Le sommet Choose France s’apprête à faire son retour en 2026, confirmant son statut d’événement incontournable pour les investisseurs internationaux. Depuis son lancement en 2018, ce rendez-vous annuel orchestré par l’Élysée attire les dirigeants des plus grandes entreprises mondiales, tous désireux de miser sur l’Hexagone.
Un événement qui a su s’imposer dans le paysage économique mondial
Lorsque Emmanuel Macron a imaginé ce sommet il y a quelques années, l’idée était simple : rassembler les décideurs économiques internationaux autour d’une même table pour leur montrer ce que la France avait à offrir. Le pari semble réussi, avec des annonces d’investissements qui se chiffrent en milliards d’euros à chaque édition.
L’édition 2026 s’inscrit dans cette continuité, mais avec une particularité : l’intelligence artificielle devrait occuper une place centrale dans les discussions. Comment pourrait-il en être autrement alors que la France multiplie les initiatives pour devenir un acteur majeur de l’IA en Europe ?
L’IA comme nouveau terrain de jeu pour les investisseurs
Les précédentes éditions ont vu affluer des géants de l’automobile, de l’énergie ou de la grande distribution. Mais cette fois, les regards se tournent vers les entreprises technologiques et les spécialistes de l’intelligence artificielle. La France dispose d’atouts sérieux dans ce domaine : des chercheurs reconnus mondialement, des écoles d’ingénieurs réputées et un écosystème de startups qui monte en puissance.
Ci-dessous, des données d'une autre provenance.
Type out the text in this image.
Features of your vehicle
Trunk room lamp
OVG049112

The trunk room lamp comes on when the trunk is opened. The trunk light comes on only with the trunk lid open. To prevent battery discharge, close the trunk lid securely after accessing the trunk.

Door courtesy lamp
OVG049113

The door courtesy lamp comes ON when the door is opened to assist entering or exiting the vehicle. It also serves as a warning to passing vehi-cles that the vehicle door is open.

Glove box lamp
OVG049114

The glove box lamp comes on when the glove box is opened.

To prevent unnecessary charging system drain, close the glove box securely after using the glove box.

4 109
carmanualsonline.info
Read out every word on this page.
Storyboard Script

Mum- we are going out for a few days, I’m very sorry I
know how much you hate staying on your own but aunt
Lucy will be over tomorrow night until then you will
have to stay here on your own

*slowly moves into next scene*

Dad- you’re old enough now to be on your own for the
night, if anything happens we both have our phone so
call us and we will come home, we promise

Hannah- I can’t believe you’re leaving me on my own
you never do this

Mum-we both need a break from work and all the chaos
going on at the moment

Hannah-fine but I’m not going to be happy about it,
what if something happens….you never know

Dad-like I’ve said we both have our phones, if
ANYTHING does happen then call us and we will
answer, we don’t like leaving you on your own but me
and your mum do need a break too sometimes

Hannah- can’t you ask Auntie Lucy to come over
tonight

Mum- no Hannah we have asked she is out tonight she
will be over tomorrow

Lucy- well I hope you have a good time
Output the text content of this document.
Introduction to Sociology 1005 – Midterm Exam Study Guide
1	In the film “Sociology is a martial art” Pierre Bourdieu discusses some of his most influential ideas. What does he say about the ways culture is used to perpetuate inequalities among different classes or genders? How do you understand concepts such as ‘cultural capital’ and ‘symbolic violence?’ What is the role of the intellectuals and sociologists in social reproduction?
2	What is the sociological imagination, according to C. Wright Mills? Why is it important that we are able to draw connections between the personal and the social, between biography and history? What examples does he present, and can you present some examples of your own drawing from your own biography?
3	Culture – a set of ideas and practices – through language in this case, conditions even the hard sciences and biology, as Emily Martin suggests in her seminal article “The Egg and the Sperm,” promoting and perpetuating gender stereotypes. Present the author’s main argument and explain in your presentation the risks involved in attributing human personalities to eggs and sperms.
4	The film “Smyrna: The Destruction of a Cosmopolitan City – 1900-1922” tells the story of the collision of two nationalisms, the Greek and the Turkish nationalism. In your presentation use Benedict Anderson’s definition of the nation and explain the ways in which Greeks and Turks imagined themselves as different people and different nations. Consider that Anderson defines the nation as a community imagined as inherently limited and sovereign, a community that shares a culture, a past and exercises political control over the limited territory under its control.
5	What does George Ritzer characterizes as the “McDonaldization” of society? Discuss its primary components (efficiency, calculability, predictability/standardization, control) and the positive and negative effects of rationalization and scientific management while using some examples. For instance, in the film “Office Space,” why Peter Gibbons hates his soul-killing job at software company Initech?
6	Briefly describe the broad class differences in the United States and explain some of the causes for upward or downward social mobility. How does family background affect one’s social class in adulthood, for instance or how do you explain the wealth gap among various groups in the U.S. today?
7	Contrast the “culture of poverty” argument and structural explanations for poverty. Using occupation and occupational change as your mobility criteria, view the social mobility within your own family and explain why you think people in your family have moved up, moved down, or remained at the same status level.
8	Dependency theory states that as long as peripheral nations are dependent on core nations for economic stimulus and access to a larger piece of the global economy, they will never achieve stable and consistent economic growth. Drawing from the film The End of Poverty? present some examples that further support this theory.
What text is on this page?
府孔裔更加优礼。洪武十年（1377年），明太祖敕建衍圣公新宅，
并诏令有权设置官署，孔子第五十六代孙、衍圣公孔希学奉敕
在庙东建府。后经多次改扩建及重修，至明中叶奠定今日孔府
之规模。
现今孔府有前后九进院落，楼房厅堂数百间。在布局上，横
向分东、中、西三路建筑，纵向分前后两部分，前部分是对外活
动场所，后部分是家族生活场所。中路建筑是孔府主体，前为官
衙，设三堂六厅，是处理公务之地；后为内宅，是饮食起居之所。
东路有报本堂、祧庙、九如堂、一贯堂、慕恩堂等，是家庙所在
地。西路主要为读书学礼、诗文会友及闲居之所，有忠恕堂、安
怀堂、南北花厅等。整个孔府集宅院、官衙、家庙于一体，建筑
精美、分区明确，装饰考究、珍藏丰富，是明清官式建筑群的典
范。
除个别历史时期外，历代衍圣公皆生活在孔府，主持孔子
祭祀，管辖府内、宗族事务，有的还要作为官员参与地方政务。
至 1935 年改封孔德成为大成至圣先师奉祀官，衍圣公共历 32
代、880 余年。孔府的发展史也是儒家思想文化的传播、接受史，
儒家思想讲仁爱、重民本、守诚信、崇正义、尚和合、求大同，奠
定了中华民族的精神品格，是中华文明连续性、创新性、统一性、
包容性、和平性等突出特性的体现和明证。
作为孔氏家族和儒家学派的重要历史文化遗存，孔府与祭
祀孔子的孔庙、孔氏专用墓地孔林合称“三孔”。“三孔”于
Des infrastructures adaptées aux besoins de l’IA
Pour attirer les investissements dans l’IA, il faut plus que de bonnes intentions. La France a mis les moyens :
- Des centres de calcul haute performance capables de traiter les charges massives liées au machine learning
- Un cadre réglementaire qui tente de trouver l’équilibre entre innovation et protection des données
- Des partenariats public-privé qui facilitent le transfert de technologies entre recherche et industrie
- Des formations spécialisées qui alimentent le marché en talents qualifiés
Est-ce que tout est parfait pour autant ? Pas vraiment. La concurrence avec d’autres pays européens reste féroce, et certains investisseurs hésitent encore face à ce qu’ils perçoivent comme une fiscalité trop lourde.
Quels secteurs pourraient bénéficier de cette dynamique ?
Si l’IA sera au cœur des discussions en 2026, d’autres domaines devraient attirer l’attention des investisseurs présents. La transition énergétique reste une priorité nationale, avec des projets d’envergure dans l’éolien offshore ou le nucléaire nouvelle génération. La santé numérique connaît un développement accéléré depuis quelques années.
Le rôle des régions dans cette stratégie d’attractivité
Paris concentre traditionnellement l’essentiel des annonces lors de Choose France. Pourtant, les territoires jouent une carte de plus en plus visible. Lyon et sa French Tech, Toulouse et son pôle aérospatial, Nantes et son numérique, Grenoble et ses nanotechnologies… Chaque région cultive ses spécificités pour séduire les investisseurs étrangers.
Cette décentralisation des investissements présente un double avantage : elle permet de répartir la richesse sur l’ensemble du territoire et offre aux entreprises étrangères des conditions parfois plus attractives qu’en région parisienne, notamment en termes de coûts immobiliers ou de disponibilité des talents.
Les défis à relever d’ici 2026
Organiser un événement d’une telle ampleur demande une préparation minutieuse. Le gouvernement devra démontrer que les promesses des éditions précédentes ont été tenues. Combien de projets annoncés se sont réellement concrétisés ? Combien d’emplois ont effectivement été créés ? Ces questions reviendront sur la table.
L’autre défi concerne la formation. Attirer des investissements dans l’IA, c’est bien. Disposer des compétences pour les accompagner, c’est mieux. Les universités et grandes écoles devront prouver leur capacité à former suffisamment d’ingénieurs et de data scientists pour répondre aux besoins des entreprises qui s’installent.
Une vitrine pour la French Tech
Choose France 2026 représente une opportunité unique pour les startups françaises de l’IA de se faire connaître auprès d’investisseurs internationaux. Certaines pourraient même décrocher des partenariats ou des financements lors de cet événement. Ce serait une belle récompense après des années d’efforts pour se développer dans un environnement parfois hostile aux jeunes pousses technologiques.
En attendant le grand jour, les équipes de Bercy et de l’Élysée multiplient les contacts avec les grandes entreprises mondiales. L’objectif reste le même : faire de la France un territoire attractif pour les investissements à forte valeur ajoutée, et prouver que notre pays a toute sa place dans la révolution technologique en cours.